Indie rock
"We Live In Rented Rooms." East River Pipe. New Jersey's F.M. Cornog (aka East River Pipe) spent a good part of his adult life drifting aimlessly as a self-proclaimed "garbage-head," a habitual drug and alcohol abuser who drove his life into an abyss he was certain he'd never get out of.
Ending up homeless and sleeping on park benches and in train stations, he was rescued by Hell Gate label owner Barbara Powers, the woman who encouraged Cornog to clean up and pursue music. Years later, the two are happily married with a young daughter and a pet dog, with Cornog holding down a full-time job selling tile for a Home Depot.

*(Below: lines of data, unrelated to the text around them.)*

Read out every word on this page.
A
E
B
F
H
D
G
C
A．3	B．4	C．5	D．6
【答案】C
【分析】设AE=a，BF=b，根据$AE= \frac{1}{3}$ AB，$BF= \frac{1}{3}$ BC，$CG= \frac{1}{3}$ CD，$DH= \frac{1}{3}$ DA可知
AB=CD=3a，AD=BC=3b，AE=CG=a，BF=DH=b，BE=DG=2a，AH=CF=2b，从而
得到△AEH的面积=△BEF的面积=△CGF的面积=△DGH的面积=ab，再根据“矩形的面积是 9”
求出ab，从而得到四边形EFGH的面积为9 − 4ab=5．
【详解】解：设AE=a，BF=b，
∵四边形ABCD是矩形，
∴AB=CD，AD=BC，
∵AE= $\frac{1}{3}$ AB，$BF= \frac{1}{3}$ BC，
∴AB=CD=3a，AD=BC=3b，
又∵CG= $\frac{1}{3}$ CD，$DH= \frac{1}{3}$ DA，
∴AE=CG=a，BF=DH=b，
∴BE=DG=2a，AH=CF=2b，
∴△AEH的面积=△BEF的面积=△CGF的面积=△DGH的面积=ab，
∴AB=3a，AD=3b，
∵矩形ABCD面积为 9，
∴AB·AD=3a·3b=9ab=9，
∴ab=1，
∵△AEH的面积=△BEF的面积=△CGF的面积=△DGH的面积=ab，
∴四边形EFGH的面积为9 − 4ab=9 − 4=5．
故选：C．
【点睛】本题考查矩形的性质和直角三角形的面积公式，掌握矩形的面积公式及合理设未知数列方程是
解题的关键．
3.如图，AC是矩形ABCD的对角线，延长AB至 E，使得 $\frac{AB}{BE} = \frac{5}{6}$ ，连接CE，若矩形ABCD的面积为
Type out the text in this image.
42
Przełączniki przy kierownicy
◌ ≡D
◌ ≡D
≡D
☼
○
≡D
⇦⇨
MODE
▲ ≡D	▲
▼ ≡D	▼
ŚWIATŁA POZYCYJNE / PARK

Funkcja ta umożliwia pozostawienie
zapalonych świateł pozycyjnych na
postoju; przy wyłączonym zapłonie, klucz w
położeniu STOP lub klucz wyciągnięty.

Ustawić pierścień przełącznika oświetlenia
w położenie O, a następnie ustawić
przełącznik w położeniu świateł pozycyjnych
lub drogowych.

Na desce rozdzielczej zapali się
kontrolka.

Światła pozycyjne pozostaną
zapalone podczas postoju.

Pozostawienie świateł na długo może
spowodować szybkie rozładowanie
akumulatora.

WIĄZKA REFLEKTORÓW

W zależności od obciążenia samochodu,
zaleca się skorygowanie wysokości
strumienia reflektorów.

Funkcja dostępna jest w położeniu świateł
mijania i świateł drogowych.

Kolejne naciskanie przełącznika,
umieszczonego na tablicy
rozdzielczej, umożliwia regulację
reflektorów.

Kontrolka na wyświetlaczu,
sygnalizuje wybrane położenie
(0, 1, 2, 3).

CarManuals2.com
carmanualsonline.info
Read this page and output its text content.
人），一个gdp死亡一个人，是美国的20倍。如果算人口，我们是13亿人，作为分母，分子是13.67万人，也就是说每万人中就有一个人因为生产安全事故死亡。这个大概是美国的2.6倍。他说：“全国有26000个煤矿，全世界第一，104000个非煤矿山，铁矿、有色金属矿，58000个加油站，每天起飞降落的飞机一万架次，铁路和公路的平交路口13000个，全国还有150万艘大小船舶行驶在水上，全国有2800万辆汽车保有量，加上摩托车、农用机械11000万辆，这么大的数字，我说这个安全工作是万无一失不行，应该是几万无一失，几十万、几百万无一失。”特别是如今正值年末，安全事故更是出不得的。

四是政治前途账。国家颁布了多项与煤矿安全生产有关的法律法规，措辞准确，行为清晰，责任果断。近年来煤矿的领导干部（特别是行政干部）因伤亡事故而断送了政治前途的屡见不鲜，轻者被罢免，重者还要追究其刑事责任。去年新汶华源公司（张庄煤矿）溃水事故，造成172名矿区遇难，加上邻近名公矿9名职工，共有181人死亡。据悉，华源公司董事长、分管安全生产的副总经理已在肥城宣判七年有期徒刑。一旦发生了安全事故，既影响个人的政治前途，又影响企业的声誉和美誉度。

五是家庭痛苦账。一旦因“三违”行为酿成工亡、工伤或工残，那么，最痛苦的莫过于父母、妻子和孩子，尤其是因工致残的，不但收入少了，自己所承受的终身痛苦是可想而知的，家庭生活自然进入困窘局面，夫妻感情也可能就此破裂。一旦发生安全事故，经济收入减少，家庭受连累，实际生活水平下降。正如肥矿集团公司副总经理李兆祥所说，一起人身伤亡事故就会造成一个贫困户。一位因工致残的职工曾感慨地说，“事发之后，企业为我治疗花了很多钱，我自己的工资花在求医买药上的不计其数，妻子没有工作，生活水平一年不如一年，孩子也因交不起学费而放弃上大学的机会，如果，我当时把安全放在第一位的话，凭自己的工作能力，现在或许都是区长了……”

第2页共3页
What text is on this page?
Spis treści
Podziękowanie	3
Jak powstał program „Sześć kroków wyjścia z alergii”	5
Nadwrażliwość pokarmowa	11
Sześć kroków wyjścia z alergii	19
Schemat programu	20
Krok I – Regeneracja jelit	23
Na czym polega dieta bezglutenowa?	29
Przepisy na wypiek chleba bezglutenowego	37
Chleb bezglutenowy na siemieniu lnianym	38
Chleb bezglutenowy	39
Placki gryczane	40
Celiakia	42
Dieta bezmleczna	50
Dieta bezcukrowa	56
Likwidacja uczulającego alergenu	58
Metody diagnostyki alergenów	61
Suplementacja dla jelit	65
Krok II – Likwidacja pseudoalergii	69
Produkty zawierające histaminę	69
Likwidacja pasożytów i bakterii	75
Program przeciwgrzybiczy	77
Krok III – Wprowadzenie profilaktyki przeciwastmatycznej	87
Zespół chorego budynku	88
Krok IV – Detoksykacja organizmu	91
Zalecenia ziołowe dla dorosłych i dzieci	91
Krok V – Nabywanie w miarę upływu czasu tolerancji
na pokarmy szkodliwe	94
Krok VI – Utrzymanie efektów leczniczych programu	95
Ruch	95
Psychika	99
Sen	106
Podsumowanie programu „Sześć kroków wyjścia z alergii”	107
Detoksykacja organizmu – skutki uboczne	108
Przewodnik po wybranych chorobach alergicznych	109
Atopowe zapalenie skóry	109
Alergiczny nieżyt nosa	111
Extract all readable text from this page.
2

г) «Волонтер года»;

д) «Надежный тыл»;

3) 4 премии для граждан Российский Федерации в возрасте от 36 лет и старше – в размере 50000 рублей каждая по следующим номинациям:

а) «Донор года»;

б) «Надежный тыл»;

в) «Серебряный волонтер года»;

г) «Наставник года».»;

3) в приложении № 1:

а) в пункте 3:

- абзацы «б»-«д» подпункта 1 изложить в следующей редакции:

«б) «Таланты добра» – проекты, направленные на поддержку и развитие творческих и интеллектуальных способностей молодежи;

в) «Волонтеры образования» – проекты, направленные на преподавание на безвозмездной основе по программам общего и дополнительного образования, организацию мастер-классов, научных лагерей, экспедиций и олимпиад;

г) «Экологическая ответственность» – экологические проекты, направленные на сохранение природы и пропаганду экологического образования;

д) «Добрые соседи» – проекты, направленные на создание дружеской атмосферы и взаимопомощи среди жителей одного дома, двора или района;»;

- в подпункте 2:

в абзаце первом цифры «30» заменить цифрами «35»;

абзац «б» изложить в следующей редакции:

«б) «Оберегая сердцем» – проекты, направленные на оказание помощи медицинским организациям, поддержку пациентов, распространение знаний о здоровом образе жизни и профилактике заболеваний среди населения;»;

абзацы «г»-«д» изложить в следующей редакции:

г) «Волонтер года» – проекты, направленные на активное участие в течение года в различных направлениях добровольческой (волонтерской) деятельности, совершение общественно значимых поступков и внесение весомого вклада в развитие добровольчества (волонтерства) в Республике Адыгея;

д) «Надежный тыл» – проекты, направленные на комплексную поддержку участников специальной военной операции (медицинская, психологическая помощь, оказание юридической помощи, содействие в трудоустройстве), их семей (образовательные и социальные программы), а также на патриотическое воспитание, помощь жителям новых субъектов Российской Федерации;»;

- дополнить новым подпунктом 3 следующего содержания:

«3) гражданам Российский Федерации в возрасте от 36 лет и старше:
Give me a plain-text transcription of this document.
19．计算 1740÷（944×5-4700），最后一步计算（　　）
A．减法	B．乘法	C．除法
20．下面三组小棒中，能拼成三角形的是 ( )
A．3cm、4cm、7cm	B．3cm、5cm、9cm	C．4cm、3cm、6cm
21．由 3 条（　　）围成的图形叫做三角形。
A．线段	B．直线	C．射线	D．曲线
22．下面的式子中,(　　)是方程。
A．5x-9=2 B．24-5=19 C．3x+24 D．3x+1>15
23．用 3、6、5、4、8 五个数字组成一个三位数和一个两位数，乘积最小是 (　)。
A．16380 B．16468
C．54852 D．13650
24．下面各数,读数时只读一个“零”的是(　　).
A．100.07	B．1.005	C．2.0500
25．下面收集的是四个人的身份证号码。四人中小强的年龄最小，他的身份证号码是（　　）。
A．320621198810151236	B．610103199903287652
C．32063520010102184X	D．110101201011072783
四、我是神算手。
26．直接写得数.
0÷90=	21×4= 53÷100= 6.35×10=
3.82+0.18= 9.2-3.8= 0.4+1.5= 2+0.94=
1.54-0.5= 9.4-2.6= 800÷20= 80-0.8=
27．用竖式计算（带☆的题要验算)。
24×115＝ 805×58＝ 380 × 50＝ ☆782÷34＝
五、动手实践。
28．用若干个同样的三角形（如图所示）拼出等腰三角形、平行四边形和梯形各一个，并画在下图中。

Every few years, Cornog hunkers down in his modest home studio and crafts shimmering guitar-pop masterworks, aching mini-opuses that fuse Television's shimmering fretwork and Springsteen's blue-collar realism to his gritty tales of drifters, drug addicts and gamblers.
His latest, "We Live In Rented Rooms," is a return to form after his last album, 2006's disappointing "What Are You On?"
"Rented Rooms" starts with the clock-puncher blues of "Backroom Deals," a song that perfectly encapsulates the feeling of floundering as a faceless cog and the beaten resignation that goes with it.
"Summer Boy" is a synth-driven chronicle of a tossed-aside and aging boy-toy coming to the end of his too-brief run, and "Tommy Made Movie" finds a would-be auteur too locked inside his head to bang out a script, so he delves into a lonely obsession with Internet porn.
"When You Were Doing Cocaine" is a piano ballad of a deadbeat lamenting the days when an eight ball could buy him companionship for an evening and a guarantee it would be gone by the next day.
Cornog's snapshots of American life lived in the margins feels completely authentic, and his gorgeous melodies and compositional skills as a producer give the tracks a dramatic emotional lift that provides these various sad sacks an empathetic platform.
Cornog, who refuses to tour and still enjoys a sweetheart contract with mega-indie Merge, will never reach the heights of labelmates Arcade Fire, or enjoy a profile anywhere near as high as fans such as David Byrne.
Almost 20 years into a side career that nearly never happened, East River Pipe has quietly racked up a catalog full of some of indie rock's best and sadly unheard gems. Hopefully "We Live In Rented Rooms" will have more listeners paying attention to this quietly gifted songwriter.